While I’m working at analyzing his swing, I might as well do the same to his signature. The first time I ever got an autograph from Dan Uggla was in 2008, September 24 to be exact, at Nationals Park. I had for some reason assumed previously that Uggla was not a fan-friendly autograph signer due to his popularity and such. But I was able to flag him down to sign for me as he was talking to some friends in the stands over the dugout. Uggla is the only baseball player whose signature has influenced my penmanship. If you notice, the “D” is not a normal cursive “D.” And I have realized now that it is actually easier and quicker to form when writing cursive than a regular “D.”
I really like Dan’s signature because it stays constant among all the items he signs, it is quick for him to scribble, thus he can sign more items, yet it features two full letters along with an occasional number inscription. Even though the autograph is mostly shorthand, it is large enough to look decent on a baseball.

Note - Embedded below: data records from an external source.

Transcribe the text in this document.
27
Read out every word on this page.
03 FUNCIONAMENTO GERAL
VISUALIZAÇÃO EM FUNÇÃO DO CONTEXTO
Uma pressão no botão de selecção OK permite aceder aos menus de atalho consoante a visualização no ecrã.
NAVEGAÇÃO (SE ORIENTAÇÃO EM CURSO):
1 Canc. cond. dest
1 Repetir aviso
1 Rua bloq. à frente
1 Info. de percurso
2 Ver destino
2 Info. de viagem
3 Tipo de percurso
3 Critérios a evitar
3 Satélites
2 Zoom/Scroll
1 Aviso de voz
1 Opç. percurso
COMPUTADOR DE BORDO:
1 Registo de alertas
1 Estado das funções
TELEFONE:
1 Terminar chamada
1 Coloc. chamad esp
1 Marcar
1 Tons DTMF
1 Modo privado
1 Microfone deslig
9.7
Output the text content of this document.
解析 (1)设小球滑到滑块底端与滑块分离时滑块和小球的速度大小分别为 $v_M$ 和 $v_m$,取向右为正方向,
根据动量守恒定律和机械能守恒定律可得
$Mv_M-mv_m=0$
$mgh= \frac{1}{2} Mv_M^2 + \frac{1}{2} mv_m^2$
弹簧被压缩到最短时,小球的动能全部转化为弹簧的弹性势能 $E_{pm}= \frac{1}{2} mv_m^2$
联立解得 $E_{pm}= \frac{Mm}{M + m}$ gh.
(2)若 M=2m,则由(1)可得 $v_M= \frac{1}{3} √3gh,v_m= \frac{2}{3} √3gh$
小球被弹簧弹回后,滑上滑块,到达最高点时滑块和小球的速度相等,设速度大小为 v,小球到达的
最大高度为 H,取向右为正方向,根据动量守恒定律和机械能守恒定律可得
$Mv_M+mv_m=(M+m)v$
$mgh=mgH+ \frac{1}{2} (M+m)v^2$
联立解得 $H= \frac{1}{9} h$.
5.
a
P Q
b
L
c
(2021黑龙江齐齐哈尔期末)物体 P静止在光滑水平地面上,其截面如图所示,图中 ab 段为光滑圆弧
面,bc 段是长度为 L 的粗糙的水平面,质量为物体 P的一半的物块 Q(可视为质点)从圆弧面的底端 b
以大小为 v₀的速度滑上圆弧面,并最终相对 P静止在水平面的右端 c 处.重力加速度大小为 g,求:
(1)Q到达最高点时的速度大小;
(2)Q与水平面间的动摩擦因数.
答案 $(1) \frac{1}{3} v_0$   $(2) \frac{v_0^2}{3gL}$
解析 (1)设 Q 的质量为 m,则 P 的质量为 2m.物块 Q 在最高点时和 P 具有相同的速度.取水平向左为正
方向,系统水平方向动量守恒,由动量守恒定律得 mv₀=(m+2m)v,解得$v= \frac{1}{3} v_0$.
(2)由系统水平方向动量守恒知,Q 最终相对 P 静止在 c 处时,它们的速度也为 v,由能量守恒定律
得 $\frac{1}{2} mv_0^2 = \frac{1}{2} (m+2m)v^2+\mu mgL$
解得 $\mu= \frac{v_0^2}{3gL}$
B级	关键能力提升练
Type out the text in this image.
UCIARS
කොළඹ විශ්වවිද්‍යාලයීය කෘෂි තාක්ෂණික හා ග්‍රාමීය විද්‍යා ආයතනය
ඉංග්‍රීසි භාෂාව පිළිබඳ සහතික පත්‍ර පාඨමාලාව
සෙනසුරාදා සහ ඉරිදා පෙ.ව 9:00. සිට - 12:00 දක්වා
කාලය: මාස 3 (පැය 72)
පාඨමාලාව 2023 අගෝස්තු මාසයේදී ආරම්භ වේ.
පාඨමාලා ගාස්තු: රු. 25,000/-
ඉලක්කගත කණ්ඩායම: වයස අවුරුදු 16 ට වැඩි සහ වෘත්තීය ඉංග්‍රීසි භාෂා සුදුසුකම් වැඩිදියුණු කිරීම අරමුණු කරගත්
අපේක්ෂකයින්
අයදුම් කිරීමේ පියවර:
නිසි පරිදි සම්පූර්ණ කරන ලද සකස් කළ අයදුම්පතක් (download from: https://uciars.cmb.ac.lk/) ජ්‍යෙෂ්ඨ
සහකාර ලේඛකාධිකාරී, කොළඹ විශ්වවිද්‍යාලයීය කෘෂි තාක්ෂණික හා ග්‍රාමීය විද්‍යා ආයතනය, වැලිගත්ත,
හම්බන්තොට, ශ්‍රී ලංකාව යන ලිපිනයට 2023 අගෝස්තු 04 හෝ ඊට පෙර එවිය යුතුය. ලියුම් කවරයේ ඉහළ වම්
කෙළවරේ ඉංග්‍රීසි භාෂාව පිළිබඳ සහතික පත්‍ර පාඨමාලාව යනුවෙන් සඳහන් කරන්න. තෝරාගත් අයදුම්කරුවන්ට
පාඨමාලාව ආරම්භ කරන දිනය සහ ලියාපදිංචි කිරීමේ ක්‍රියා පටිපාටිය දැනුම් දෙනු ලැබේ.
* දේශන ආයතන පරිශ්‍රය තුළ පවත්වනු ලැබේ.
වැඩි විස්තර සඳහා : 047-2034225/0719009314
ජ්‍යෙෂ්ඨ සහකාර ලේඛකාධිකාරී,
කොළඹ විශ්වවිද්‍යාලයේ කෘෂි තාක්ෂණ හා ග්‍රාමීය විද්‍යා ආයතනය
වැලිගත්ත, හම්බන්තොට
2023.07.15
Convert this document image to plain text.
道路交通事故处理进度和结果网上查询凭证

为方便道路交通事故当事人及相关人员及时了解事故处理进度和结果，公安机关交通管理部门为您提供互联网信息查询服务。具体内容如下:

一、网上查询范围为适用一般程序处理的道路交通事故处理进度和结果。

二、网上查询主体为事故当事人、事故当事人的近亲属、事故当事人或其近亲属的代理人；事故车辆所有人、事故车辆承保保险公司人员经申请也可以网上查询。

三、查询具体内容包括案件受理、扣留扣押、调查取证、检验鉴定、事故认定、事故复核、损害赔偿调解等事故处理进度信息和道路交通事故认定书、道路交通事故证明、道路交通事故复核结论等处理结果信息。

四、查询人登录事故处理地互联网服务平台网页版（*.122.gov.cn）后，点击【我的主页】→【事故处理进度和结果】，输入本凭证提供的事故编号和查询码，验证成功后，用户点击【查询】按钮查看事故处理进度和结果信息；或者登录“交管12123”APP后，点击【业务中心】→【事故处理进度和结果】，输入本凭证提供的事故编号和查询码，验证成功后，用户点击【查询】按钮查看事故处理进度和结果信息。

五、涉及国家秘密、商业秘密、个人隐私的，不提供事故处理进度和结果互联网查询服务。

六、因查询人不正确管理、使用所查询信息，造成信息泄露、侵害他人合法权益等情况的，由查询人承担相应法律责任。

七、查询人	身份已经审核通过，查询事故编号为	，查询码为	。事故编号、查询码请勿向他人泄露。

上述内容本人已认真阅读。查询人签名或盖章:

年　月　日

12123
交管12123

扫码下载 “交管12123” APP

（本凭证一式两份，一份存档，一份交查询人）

Wrapping up, Rich Waltz and Tommy Hutton took their home run call for Uggla overseas for a three-game set with the Mets in Puerto Rico in June of 2010. The result was the single best, and most amusing, home run call in the history of baseball. (That last statement was subjective to me.) Anyway, enjoy!
Dan Uggla had a long, and quite unorthodox road to the big leagues, but he flourished when he got the chance to start with the Marlins. And from his exciting years in Florida to his current residence with the Braves, his name is Dan Uggla!